Targeting HER2 Alterations in Non–Small-Cell Lung Cancer

A Comprehensive Review

Jing Zhao, MD; Yang Xia, MD, PhD


JCO Precis Oncol. 2020;4:411-425. 

In This Article

Impact of HER2 Alterations on EGFR TKI Treatment Outcomes

Although gefitinib is not expected to inhibit HER2, before the discovery that TKIs exert efficient antitumor activities in patients with EGFR mutations, several studies evaluated the correlation between de novo HER2 overexpression/amplification and responsiveness to gefitinib in vitro and in vivo (Table 1). The preclinical data showed that HER2 overexpression increased the sensitivity of lung cancer cells to gefitinib.[50] This result was later validated in studies by Soh et al[51] and Cappuzzo et al,[52] in which HER2 FISH-positive patients (defined as HER2 high level of polysomy or gene amplification) who underwent gefitinib treatment had a higher objective response rate (ORR), time to progression (TTP), and progression-free survival (PFS) and a trend toward a longer OS after gefitinib treatment than patients who did not have HER2 amplification.[51,52] However, a study conducted in a Japanese cohort by Varella-Garcia et al[53] failed to show the different survival benefit in terms of HER2 FISH status, as did another cohort study by Tiseo et al.[54] In patients with HER2 overexpression, Cappuzzo et al[55] demonstrated that there was no difference in the TTP or OS compared with patients without HER2 overexpression. Of note, in these studies, the patients were not screened for EGFR mutations; thus, the additional benefit might be derived from the higher frequency of concurrent EGFR mutations in patients with HER2 amplification. For instance, Soh et al[51] showed that 43.8% of HER2 FISH-positive patients harbored EGFR-sensitive mutation in the HER2 FISH-positive group, whereas this was the case for only 19% of the FISH-negative patients.

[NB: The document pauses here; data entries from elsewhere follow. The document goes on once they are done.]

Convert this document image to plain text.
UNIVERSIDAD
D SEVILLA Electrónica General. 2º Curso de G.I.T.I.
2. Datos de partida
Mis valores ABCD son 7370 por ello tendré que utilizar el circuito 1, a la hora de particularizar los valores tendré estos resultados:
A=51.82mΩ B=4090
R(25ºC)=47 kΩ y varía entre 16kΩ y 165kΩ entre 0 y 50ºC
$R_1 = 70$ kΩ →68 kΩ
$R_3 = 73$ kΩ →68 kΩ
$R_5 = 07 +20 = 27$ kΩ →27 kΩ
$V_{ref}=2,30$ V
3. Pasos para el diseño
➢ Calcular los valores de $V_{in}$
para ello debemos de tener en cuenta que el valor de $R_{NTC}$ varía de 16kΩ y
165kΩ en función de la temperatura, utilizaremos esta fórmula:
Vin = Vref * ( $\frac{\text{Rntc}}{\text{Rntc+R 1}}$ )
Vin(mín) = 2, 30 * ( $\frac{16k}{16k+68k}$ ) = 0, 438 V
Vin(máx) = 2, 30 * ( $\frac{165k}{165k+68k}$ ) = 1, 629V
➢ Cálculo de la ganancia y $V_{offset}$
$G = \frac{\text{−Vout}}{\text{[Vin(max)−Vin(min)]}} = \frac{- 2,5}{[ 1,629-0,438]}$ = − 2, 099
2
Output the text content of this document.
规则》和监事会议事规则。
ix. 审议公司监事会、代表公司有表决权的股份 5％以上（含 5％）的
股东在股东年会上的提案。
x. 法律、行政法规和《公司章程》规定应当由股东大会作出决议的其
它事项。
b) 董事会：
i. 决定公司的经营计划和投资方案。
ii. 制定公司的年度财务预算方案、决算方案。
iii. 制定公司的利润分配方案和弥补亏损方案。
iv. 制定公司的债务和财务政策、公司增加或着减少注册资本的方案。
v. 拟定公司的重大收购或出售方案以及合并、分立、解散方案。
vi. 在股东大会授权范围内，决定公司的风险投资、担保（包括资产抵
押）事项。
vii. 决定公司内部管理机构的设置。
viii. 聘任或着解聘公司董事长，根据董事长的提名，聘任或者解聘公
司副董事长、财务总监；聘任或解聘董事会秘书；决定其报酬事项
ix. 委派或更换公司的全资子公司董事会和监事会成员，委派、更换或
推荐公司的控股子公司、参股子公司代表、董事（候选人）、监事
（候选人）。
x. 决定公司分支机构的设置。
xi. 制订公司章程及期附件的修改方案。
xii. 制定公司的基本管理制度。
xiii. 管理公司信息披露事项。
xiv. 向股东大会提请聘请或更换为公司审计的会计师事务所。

Potential interactions between EGFR and HER2 have also been investigated. For EGFR-mutant lung cancers, the impact of the HER2 status on TKI susceptibility remains controversial. Preclinical studies have shown that HER2 overexpression did not confer resistance to TKIs, whereas HER2 knockdown elicited sensitivity to erlotinib in cell lines that harbored a concomitant EGFR-sensitive mutation.[56] On the contrary, subgroup analysis of EGFR mutations in the cohorts of the two studies mentioned above showed inconsistent results. Cappuzzo et al[52] showed that HER2 FISH-positive patients had a better ORR and disease control rate (DCR), yet Soh et al[51] have reported that HER2 FISH status did not have an impact on the ORR, PFS, or OS. Emerging evidence from a Japanese prospective cohort study has shown that concomitant HER2 overexpression may have a negative impact on the effects of EGFR-TKIs in NSCLC with an EGFR mutation,[57] which was consistent with the experimental data.[56] Therefore, there is still debate over the role of de novo HER2 overexpression/amplification in the response to TKIs in patients with EGFR-mutant NSCLC.

It is noteworthy to mention that the frequency of acquired HER2 amplification in patients who are resistant to EGFR-TKIs is dramatically higher (13%) than the frequency of de novo alterations (3%).[22]HER2 amplification is regarded as one of the bypass resistance mechanisms of EGFR-TKIs.[22] Thus, distinguishing de novo HER2 amplification from acquired HER2 amplification may provide a clinical benefit. In a phase II trial, analysis of paired pre- and post-treatment samples from patients resistant to EGFR-TKI revealed an increased HER2 IHC score.[58] Furthermore, a high level of HER2 overexpression might instigate tumor resistance. Preclinical data demonstrated that HER2 overexpression > 50-fold above baseline conferred resistance to erlotinib.[56]

Collectively, these data reveal a muddled scenario, indicating that the effects of HER2 amplification and HER2 overexpression on sensitivity and resistance to TKI drugs are intricate. This may be explained by differences in cell lines and the low incidence of HER2 aberrations, resulting in a small sample size with significant heterogeneity. Moreover, early studies enrolled patients who had not been screened for EGFR mutations. In addition, de novo and acquired HER2 pathway activation may play different roles during TKI treatment and so need to be evaluated separately.